“When Florence Nightingale first arrived at Scutari during the Crimean War,” explains alumna Joy Calkin, PhD, “the first thing she did was remove a horse’s carcass from the cistern where the bathing and drinking water was kept. For me, nursing all goes back to the same question: What is it that gets in the way of patients receiving the care and support they need to stay well? It’s the systems that are in place that cause the most problems.”
For most of her nursing career, this accomplished nursing alum from the UW–Madison has been trying to figure out what the “dead horses” are and how to remove them from the health care system. She has ascribed to Nightingale’s systemic approach in all her roles—from nurse, to professor, to CEO of an international health care services organization.
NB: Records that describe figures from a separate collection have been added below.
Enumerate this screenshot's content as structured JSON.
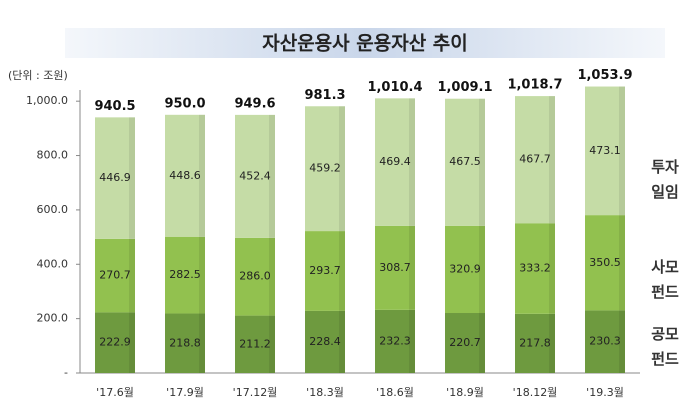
{
  "chart_data": {
    "type": "stacked_bar",
    "title": "자산운용사 운용자산 추이",
    "unit_label": "(단위 : 조원)",
    "categories": [
      "'17.6월",
      "'17.9월",
      "'17.12월",
      "'18.3월",
      "'18.6월",
      "'18.9월",
      "'18.12월",
      "'19.3월"
    ],
    "series": [
      {
        "name": "공모펀드",
        "color": "#6e9a3f",
        "values": [
          222.9,
          218.8,
          211.2,
          228.4,
          232.3,
          220.7,
          217.8,
          230.3
        ]
      },
      {
        "name": "사모펀드",
        "color": "#92c14f",
        "values": [
          270.7,
          282.5,
          286.0,
          293.7,
          308.7,
          320.9,
          333.2,
          350.5
        ],
        "value_labels": [
          "270.7",
          "282.5",
          "286.0",
          "293.7",
          "308.7",
          "320.9",
          "333.2",
          "350.5"
        ]
      },
      {
        "name": "투자일임",
        "color": "#c5dca6",
        "values": [
          446.9,
          448.6,
          452.4,
          459.2,
          469.4,
          467.5,
          467.7,
          473.1
        ]
      }
    ],
    "totals": {
      "values": [
        940.5,
        950.0,
        949.6,
        981.3,
        1010.4,
        1009.1,
        1018.7,
        1053.9
      ],
      "value_labels": [
        "940.5",
        "950.0",
        "949.6",
        "981.3",
        "1,010.4",
        "1,009.1",
        "1,018.7",
        "1,053.9"
      ]
    },
    "ylim": [
      0,
      1100
    ],
    "yticks": [
      {
        "value": 0,
        "label": "-"
      },
      {
        "value": 200,
        "label": "200.0"
      },
      {
        "value": 400,
        "label": "400.0"
      },
      {
        "value": 600,
        "label": "600.0"
      },
      {
        "value": 800,
        "label": "800.0"
      },
      {
        "value": 1000,
        "label": "1,000.0"
      }
    ]
  }
}
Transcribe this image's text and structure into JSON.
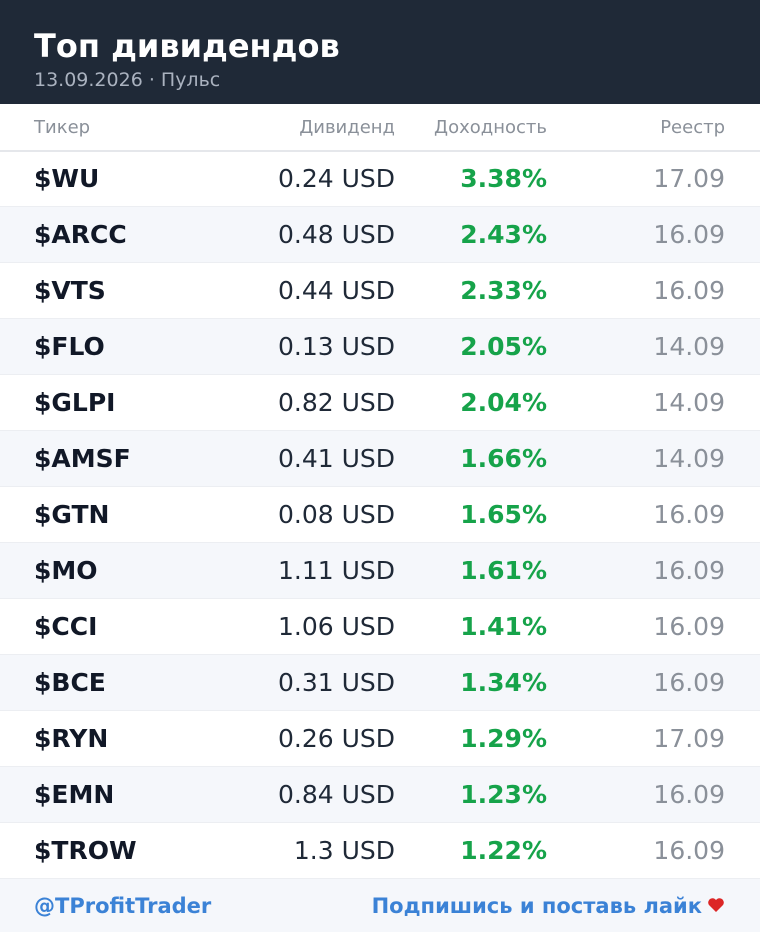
{
  "header": {
    "title": "Топ дивидендов",
    "subtitle": "13.09.2026 · Пульс"
  },
  "table": {
    "columns": [
      "Тикер",
      "Дивиденд",
      "Доходность",
      "Реестр"
    ],
    "rows": [
      [
        "$WU",
        "0.24 USD",
        "3.38%",
        "17.09"
      ],
      [
        "$ARCC",
        "0.48 USD",
        "2.43%",
        "16.09"
      ],
      [
        "$VTS",
        "0.44 USD",
        "2.33%",
        "16.09"
      ],
      [
        "$FLO",
        "0.13 USD",
        "2.05%",
        "14.09"
      ],
      [
        "$GLPI",
        "0.82 USD",
        "2.04%",
        "14.09"
      ],
      [
        "$AMSF",
        "0.41 USD",
        "1.66%",
        "14.09"
      ],
      [
        "$GTN",
        "0.08 USD",
        "1.65%",
        "16.09"
      ],
      [
        "$MO",
        "1.11 USD",
        "1.61%",
        "16.09"
      ],
      [
        "$CCI",
        "1.06 USD",
        "1.41%",
        "16.09"
      ],
      [
        "$BCE",
        "0.31 USD",
        "1.34%",
        "16.09"
      ],
      [
        "$RYN",
        "0.26 USD",
        "1.29%",
        "17.09"
      ],
      [
        "$EMN",
        "0.84 USD",
        "1.23%",
        "16.09"
      ],
      [
        "$TROW",
        "1.3 USD",
        "1.22%",
        "16.09"
      ]
    ]
  },
  "footer": {
    "handle": "@TProfitTrader",
    "cta": "Подпишись и поставь лайк"
  }
}
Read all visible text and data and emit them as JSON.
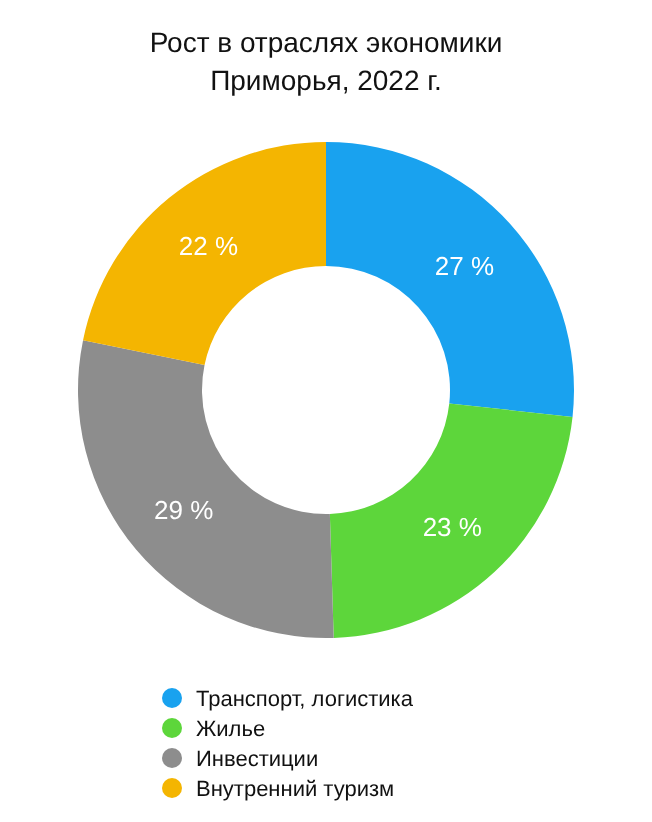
{
  "chart_data": {
    "type": "donut",
    "title": "Рост в отраслях экономики\nПриморья, 2022 г.",
    "categories": [
      "Транспорт, логистика",
      "Жилье",
      "Инвестиции",
      "Внутренний туризм"
    ],
    "values": [
      27,
      23,
      29,
      22
    ],
    "colors": [
      "#19a2ef",
      "#5dd63b",
      "#8d8d8d",
      "#f4b501"
    ],
    "value_labels": [
      "27 %",
      "23 %",
      "29 %",
      "22 %"
    ],
    "legend": "bottom"
  }
}
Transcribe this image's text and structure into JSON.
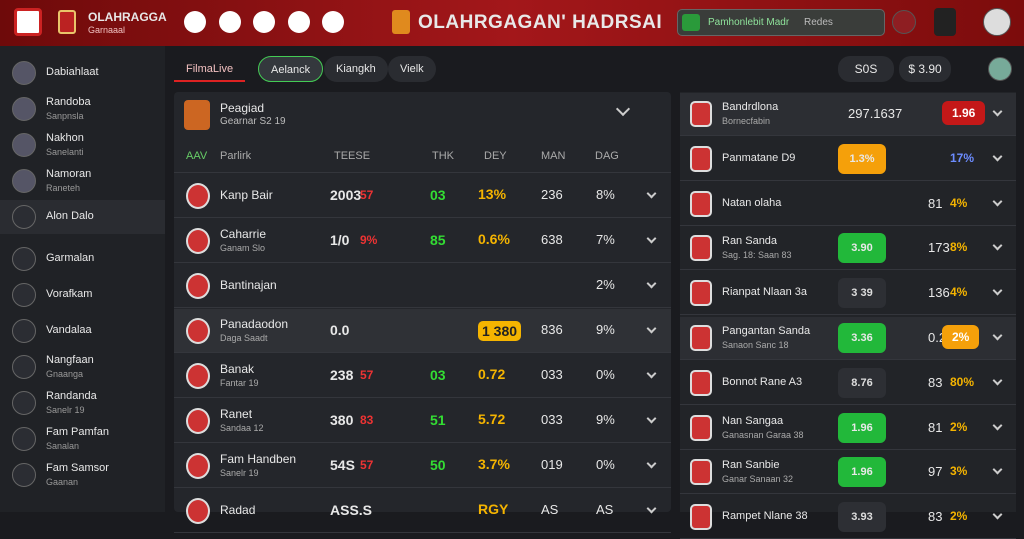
{
  "header": {
    "brand_title": "OLAHRAGGA",
    "brand_sub": "Garnaaal",
    "title": "OLAHRGAGAN' HADRSAI",
    "search": "Pamhonlebit Madr",
    "search_right": "Redes"
  },
  "sidebar": [
    {
      "label": "Dabiahlaat"
    },
    {
      "label": "Randoba",
      "sub": "Sanpnsla"
    },
    {
      "label": "Nakhon",
      "sub": "Sanelanti"
    },
    {
      "label": "Namoran",
      "sub": "Raneteh"
    },
    {
      "label": "Alon Dalo"
    },
    {
      "label": "Garmalan"
    },
    {
      "label": "Vorafkam"
    },
    {
      "label": "Vandalaa"
    },
    {
      "label": "Nangfaan",
      "sub": "Gnaanga"
    },
    {
      "label": "Randanda",
      "sub": "Sanelr 19"
    },
    {
      "label": "Fam Pamfan",
      "sub": "Sanalan"
    },
    {
      "label": "Fam Samsor",
      "sub": "Gaanan"
    }
  ],
  "tabs": [
    "FilmaLive",
    "Aelanck",
    "Kiangkh",
    "Vielk"
  ],
  "top_right": {
    "badge": "S0S",
    "balance": "$ 3.90"
  },
  "match": {
    "title": "Peagiad",
    "sub": "Gearnar S2 19"
  },
  "columns": [
    "AAV",
    "Parlirk",
    "TEESE",
    "THK",
    "DEY",
    "MAN",
    "DAG"
  ],
  "rows": [
    {
      "name": "Kanp Bair",
      "score": "2003",
      "score_red": "57",
      "thk": "03",
      "odd": "13%",
      "dey": "236",
      "pct": "8%"
    },
    {
      "name": "Caharrie",
      "sub": "Ganam Slo",
      "score": "1/0",
      "score_red": "9%",
      "thk": "85",
      "odd": "0.6%",
      "dey": "638",
      "pct": "7%"
    },
    {
      "name": "Bantinajan",
      "pct": "2%"
    },
    {
      "name": "Panadaodon",
      "sub": "Daga Saadt",
      "score": "0.0",
      "odd": "1 380",
      "dey": "836",
      "pct": "9%"
    },
    {
      "name": "Banak",
      "sub": "Fantar 19",
      "score": "238",
      "score_red": "57",
      "thk": "03",
      "odd": "0.72",
      "dey": "033",
      "pct": "0%"
    },
    {
      "name": "Ranet",
      "sub": "Sandaa 12",
      "score": "380",
      "score_red": "83",
      "thk": "51",
      "odd": "5.72",
      "dey": "033",
      "pct": "9%"
    },
    {
      "name": "Fam Handben",
      "sub": "Sanelr 19",
      "score": "54S",
      "score_red": "57",
      "thk": "50",
      "odd": "3.7%",
      "dey": "019",
      "pct": "0%"
    },
    {
      "name": "Radad",
      "score": "ASS.S",
      "odd": "RGY",
      "dey": "AS",
      "pct": "AS"
    }
  ],
  "right": [
    {
      "name": "Bandrdlona",
      "sub": "Bornecfabin",
      "val": "297.1637",
      "pct": "1.96",
      "pct_style": "red"
    },
    {
      "name": "Panmatane D9",
      "box": "1.3%",
      "box_style": "orange",
      "pct": "17%"
    },
    {
      "name": "Natan olaha",
      "val": "81",
      "pct": "4%"
    },
    {
      "name": "Ran Sanda",
      "sub": "Sag. 18: Saan 83",
      "box": "3.90",
      "box_style": "green",
      "val": "173",
      "pct": "8%"
    },
    {
      "name": "Rianpat Nlaan 3a",
      "box": "3 39",
      "box_style": "dark",
      "val": "136",
      "pct": "4%"
    },
    {
      "name": "Pangantan Sanda",
      "sub": "Sanaon Sanc 18",
      "box": "3.36",
      "box_style": "green",
      "val": "0.2",
      "pct": "2%",
      "pct_style": "orange"
    },
    {
      "name": "Bonnot Rane A3",
      "box": "8.76",
      "box_style": "dark",
      "val": "83",
      "pct": "80%"
    },
    {
      "name": "Nan Sangaa",
      "sub": "Ganasnan Garaa 38",
      "box": "1.96",
      "box_style": "green",
      "val": "81",
      "pct": "2%"
    },
    {
      "name": "Ran Sanbie",
      "sub": "Ganar Sanaan 32",
      "box": "1.96",
      "box_style": "green",
      "val": "97",
      "pct": "3%"
    },
    {
      "name": "Rampet Nlane 38",
      "box": "3.93",
      "box_style": "dark",
      "val": "83",
      "pct": "2%"
    }
  ]
}
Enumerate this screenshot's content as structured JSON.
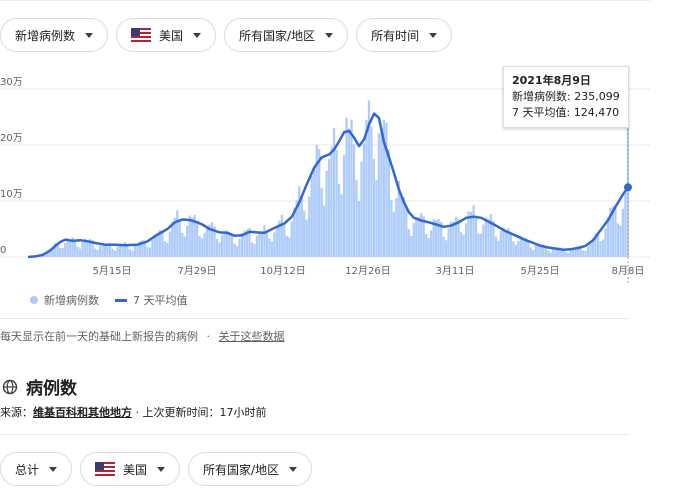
{
  "filters_top": [
    {
      "label": "新增病例数"
    },
    {
      "label": "美国",
      "flag": true
    },
    {
      "label": "所有国家/地区"
    },
    {
      "label": "所有时间"
    }
  ],
  "tooltip": {
    "date": "2021年8月9日",
    "line1": "新增病例数: 235,099",
    "line2": "7 天平均值: 124,470"
  },
  "legend": {
    "bars": "新增病例数",
    "line": "7 天平均值"
  },
  "note": {
    "text": "每天显示在前一天的基础上新报告的病例",
    "sep": "·",
    "link": "关于这些数据"
  },
  "section": {
    "title": "病例数"
  },
  "source": {
    "prefix": "来源：",
    "link": "维基百科和其他地方",
    "suffix": " · 上次更新时间：17小时前"
  },
  "filters_bottom": [
    {
      "label": "总计"
    },
    {
      "label": "美国",
      "flag": true
    },
    {
      "label": "所有国家/地区"
    }
  ],
  "colors": {
    "bars": "#aecbfa",
    "line": "#3367d6"
  },
  "chart_data": {
    "type": "bar",
    "y_ticks": [
      {
        "label": "0",
        "value": 0
      },
      {
        "label": "10万",
        "value": 100000
      },
      {
        "label": "20万",
        "value": 200000
      },
      {
        "label": "30万",
        "value": 300000
      }
    ],
    "x_ticks": [
      "5月15日",
      "7月29日",
      "10月12日",
      "12月26日",
      "3月11日",
      "5月25日",
      "8月8日"
    ],
    "ylim": [
      0,
      300000
    ],
    "series": [
      {
        "name": "新增病例数",
        "kind": "bars"
      },
      {
        "name": "7 天平均值",
        "kind": "line",
        "points": [
          [
            0,
            0
          ],
          [
            3,
            1000
          ],
          [
            6,
            4000
          ],
          [
            9,
            12000
          ],
          [
            11,
            20000
          ],
          [
            13,
            27000
          ],
          [
            15,
            31000
          ],
          [
            18,
            29000
          ],
          [
            21,
            30000
          ],
          [
            24,
            28000
          ],
          [
            27,
            25000
          ],
          [
            31,
            22000
          ],
          [
            35,
            22000
          ],
          [
            39,
            21000
          ],
          [
            44,
            22000
          ],
          [
            48,
            28000
          ],
          [
            52,
            40000
          ],
          [
            56,
            50000
          ],
          [
            59,
            62000
          ],
          [
            62,
            67000
          ],
          [
            65,
            66000
          ],
          [
            68,
            62000
          ],
          [
            70,
            58000
          ],
          [
            73,
            50000
          ],
          [
            77,
            44000
          ],
          [
            80,
            43000
          ],
          [
            83,
            38000
          ],
          [
            86,
            39000
          ],
          [
            89,
            45000
          ],
          [
            92,
            44000
          ],
          [
            95,
            43000
          ],
          [
            99,
            52000
          ],
          [
            103,
            60000
          ],
          [
            106,
            72000
          ],
          [
            109,
            98000
          ],
          [
            112,
            130000
          ],
          [
            115,
            160000
          ],
          [
            118,
            178000
          ],
          [
            121,
            183000
          ],
          [
            123,
            192000
          ],
          [
            125,
            207000
          ],
          [
            127,
            223000
          ],
          [
            129,
            225000
          ],
          [
            131,
            213000
          ],
          [
            133,
            198000
          ],
          [
            135,
            210000
          ],
          [
            137,
            237000
          ],
          [
            139,
            256000
          ],
          [
            141,
            248000
          ],
          [
            143,
            205000
          ],
          [
            145,
            178000
          ],
          [
            147,
            150000
          ],
          [
            149,
            120000
          ],
          [
            151,
            98000
          ],
          [
            153,
            80000
          ],
          [
            155,
            70000
          ],
          [
            158,
            65000
          ],
          [
            161,
            62000
          ],
          [
            164,
            58000
          ],
          [
            167,
            54000
          ],
          [
            170,
            56000
          ],
          [
            173,
            62000
          ],
          [
            176,
            70000
          ],
          [
            179,
            72000
          ],
          [
            182,
            70000
          ],
          [
            185,
            63000
          ],
          [
            188,
            56000
          ],
          [
            191,
            48000
          ],
          [
            194,
            42000
          ],
          [
            197,
            36000
          ],
          [
            200,
            30000
          ],
          [
            203,
            25000
          ],
          [
            206,
            20000
          ],
          [
            209,
            17000
          ],
          [
            212,
            15000
          ],
          [
            215,
            13000
          ],
          [
            218,
            14000
          ],
          [
            221,
            16000
          ],
          [
            224,
            20000
          ],
          [
            227,
            30000
          ],
          [
            230,
            48000
          ],
          [
            233,
            66000
          ],
          [
            236,
            90000
          ],
          [
            239,
            112000
          ],
          [
            241,
            124470
          ]
        ]
      }
    ]
  }
}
Calkin’s focus on health systems began at the School of Nursing under the mentorship of Florence Blake, a pioneer renowned for establishing the field of pediatric nursing as a specialty. Calkin, a native of Nova Scotia with a BScN from the University of Toronto and staff nursing and teaching experience in Toronto and New Brunswick, respectively, sought out Blake’s mentorship when she decided to pursue her master’s degree in pediatric nursing. Blake ignited Calkin’s interest in health systems.
First, Blake, a nurse herself who cared for difficult pediatric cases, assigned each student to visit the nursing unit of hospitalized children at Wisconsin General Hospital—sit for three hours, in a patient’s room, and do nothing but observe what went on, Calkin explains. The student had to write down what each saw and heard and then, later, record what was thought and felt.
“It was an incredible learning experience,” says Calkin. “When you observe and you think about what you see, you begin to understand the gaps in the care that people are receiving and the things that get in their way of getting better. This is how I became interested in health systems,” Calkin says.
Calkin obtained her PhD in health services administration from the UW–Madison in 1980. During her time at UW–Madison, she held faculty positions in the School of Nursing and in the Department of Preventive Medicine-Health Services Administration.
She started a program within Health Services Administration with two other faculty members from the medical and business schools. Its aim was to teach physician administrators, Calkin explains, “How to think, from the patient out, from the client they’re serving out, instead of focusing on medical diagnoses and treatment.”
She also developed a health services consulting firm with three colleagues, in part, to give students experience in health systems design and service delivery.” A Milwaukee hospital was losing about $1 million a month in their OR suite,” Calkin says. “I used Ms. Blake’s approach: The four of us went in to observe the different parts of the system. Engineers started from the front door and walked through what was happening to the patient. We identified one key step in the process that accounted for almost all of the unnecessary losses.
Calkin moved back to Canada in 1985 to become dean of nursing at the University of Calgary and, later, was appointed vice president (academic) and provost. She continued to care for patients in a diabetic clinic, which, she said, “kept her feet on the ground.”
In 1997, she was appointed to the board of Extendicare, Inc.—a company with nursing homes and hospitals in three countries. She later was named its CEO. She attributes both positions to her health background from UW–Madison and work at the University of Calgary.
Now semi-retired and living in Nova Scotia, Calkin offers this advice to alumni. “Wherever you are or whatever you’re doing, take time every week or at least once a month to sit in a clinic or, with permission, in a patient’s room and see and think about what is in the way of them being well.”